Il l’avait fait remonter du sommier dans son intégralité. Il l’avait parcouru rapidement tout en retenant l’essentiel. Legendre déclara, les yeux au sol :
— C’est Me Thomassot qui m’a défendu la dernière fois que je suis passé au falot. J’aurais dû prendre vingt ans ou perpète. Il a réussi à réduire la peine à huit.
— Tu as tiré six ans. Réduction de peine pour bonne conduite.
— C’est long, six ans, dit Legendre.
Schneider n’en doutait pas. Il connaissait également les méthodes de Monsieur Tom, les deals occultes qui se passaient entre avocats ou entre avocats et magistrats qui s’apparentaient parfois à du pur et simple chantage. Tu me donnes Machin et je te donne Chose. Ou tu me donnes Machin, ou bien Chose retrouve la mémoire, et se rappelle où et quand tu t’es envoyé en l’air avec une mineure dans ton bureau. Et l’identité de la mineure. Ou du mineur.
— C’est pour ça que tu ne pouvais pas appeler les flics ?
— C’est pour ça, reconnut Legendre.
— C’est pour ça, ou parce que tu avais la trouille de Monsieur Tom ?
— Les deux.
Il y eut un silence, puis il remua la tête :
— Vous pouvez pas imaginer l’enfer qu’elle a fait vivre à Francky. Cette gonzesse, c’était comme un tube au néon avec le starter qui merde : des fois il y a de la lumière, des fois il n’y en a pas. Des moments, il fallait qu’il la lave, qu’il l’habille. Comme il n’y avait pas d’eau chaude dans la caravane, je lui prêtais les douches. Il fallait qu’il se batte pour la déshabiller. Il fallait qu’il se batte pour la coller sous l’eau. C’est un costaud, Francky, on dirait pas, mais des fois il avait tout juste le dessus, surtout qu’il pouvait pas la cogner. Jamais il lui aurait cogné dessus.
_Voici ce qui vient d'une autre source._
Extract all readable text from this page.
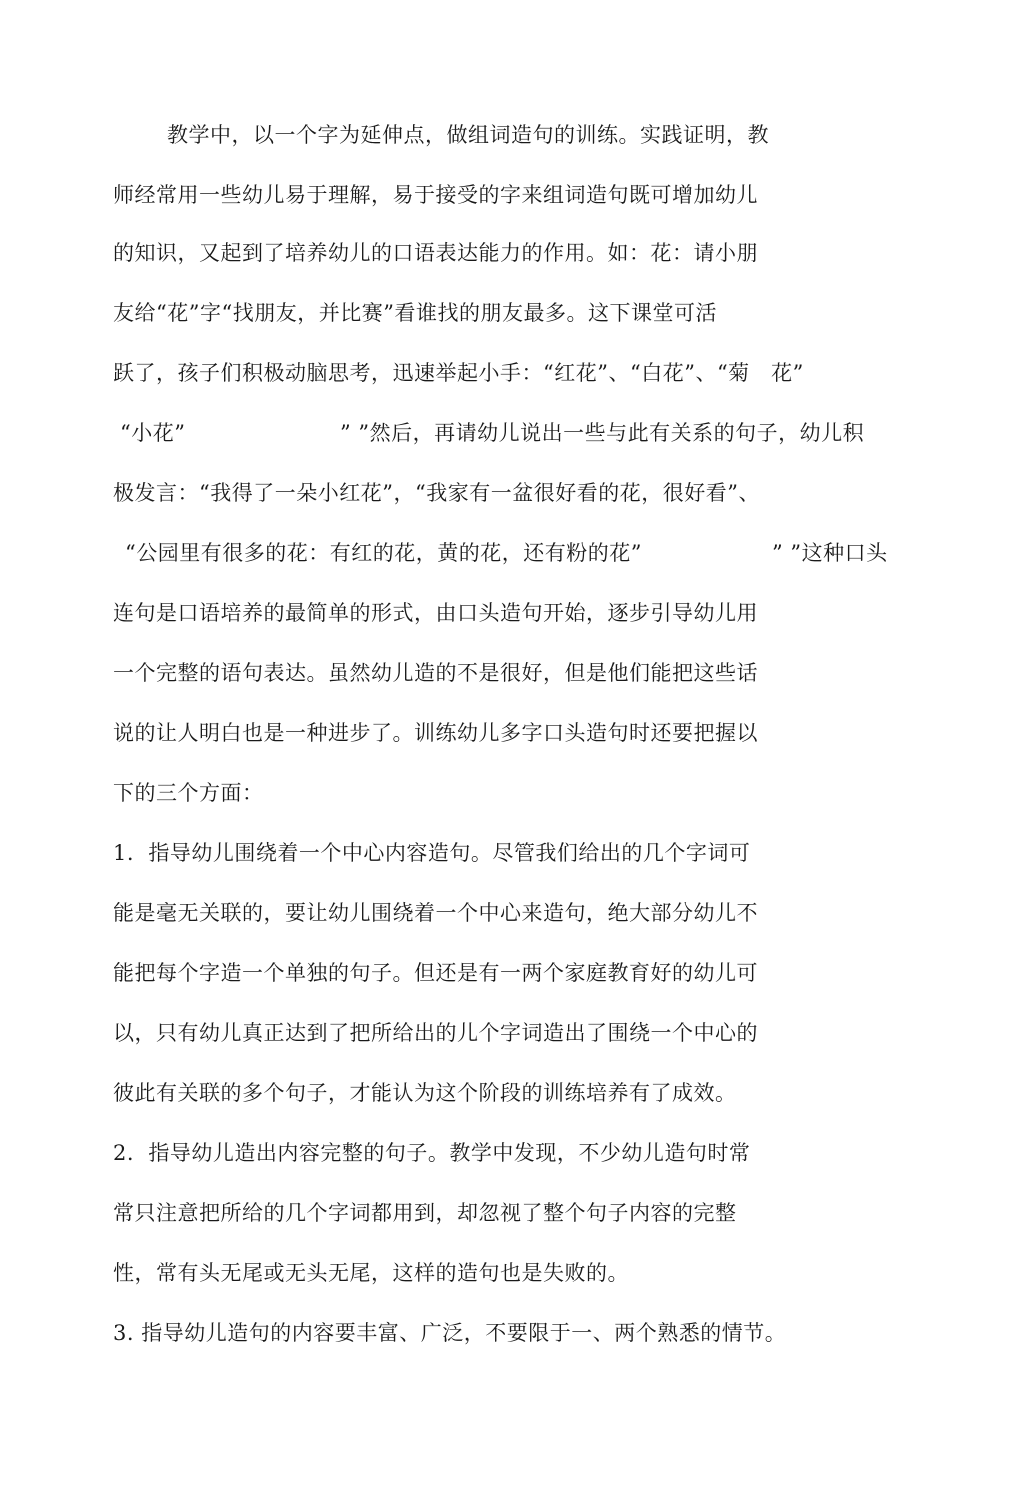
教学中，以一个字为延伸点，做组词造句的训练。实践证明，教
师经常用一些幼儿易于理解，易于接受的字来组词造句既可增加幼儿
的知识，又起到了培养幼儿的口语表达能力的作用。如：花：请小朋
友给“花”字“找朋友，并比赛”看谁找的朋友最多。这下课堂可活
跃了，孩子们积极动脑思考，迅速举起小手：“红花”、“白花”、“菊　花”
“小花”	” ”然后，再请幼儿说出一些与此有关系的句子，幼儿积
极发言：“我得了一朵小红花”，“我家有一盆很好看的花，很好看”、
“公园里有很多的花：有红的花，黄的花，还有粉的花”	” ”这种口头
连句是口语培养的最简单的形式，由口头造句开始，逐步引导幼儿用
一个完整的语句表达。虽然幼儿造的不是很好，但是他们能把这些话
说的让人明白也是一种进步了。训练幼儿多字口头造句时还要把握以
下的三个方面：
1.  指导幼儿围绕着一个中心内容造句。尽管我们给出的几个字词可
能是毫无关联的，要让幼儿围绕着一个中心来造句，绝大部分幼儿不
能把每个字造一个单独的句子。但还是有一两个家庭教育好的幼儿可
以，只有幼儿真正达到了把所给出的儿个字词造出了围绕一个中心的
彼此有关联的多个句子，才能认为这个阶段的训练培养有了成效。
2.  指导幼儿造出内容完整的句子。教学中发现，不少幼儿造句时常
常只注意把所给的几个字词都用到，却忽视了整个句子内容的完整
性，常有头无尾或无头无尾，这样的造句也是失败的。
3. 指导幼儿造句的内容要丰富、广泛，不要限于一、两个熟悉的情节。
— Ils couchaient ensemble ? demanda brusquement Schneider.
Legendre releva le front, abasourdi :
— Eux ? Jamais de la vie. C’était comme sa sœur. Jamais il aurait couché avec elle.
Il secoua la tête, avec une expression accablée :
— Il y avait rien entre eux. Sauf qu’elle lui aurait dit de bouffer sa merde à la petite cuillère, il l’aurait fait.
Le regard gris, qui avait fixé Legendre un court instant, était reparti se poser ailleurs. Depuis longtemps, Schneider avait abandonné la prétention stupide d’imaginer ce qui pouvait bien agiter le cœur des hommes. Il ne croyait ni en Dieu ni au diable, seulement en cette immense lame de bulldozer qui poussait les corps sans vie, nus, blêmes et désarticulés, dans la grande fosse abrupte et sans fond qu’il y avait au bout du monde connu, en silence, jour après jour. Un planton apporta les résultats du laboratoire de l’Identité judiciaire, ainsi que les scellés y afférents. Schneider remercia en silence.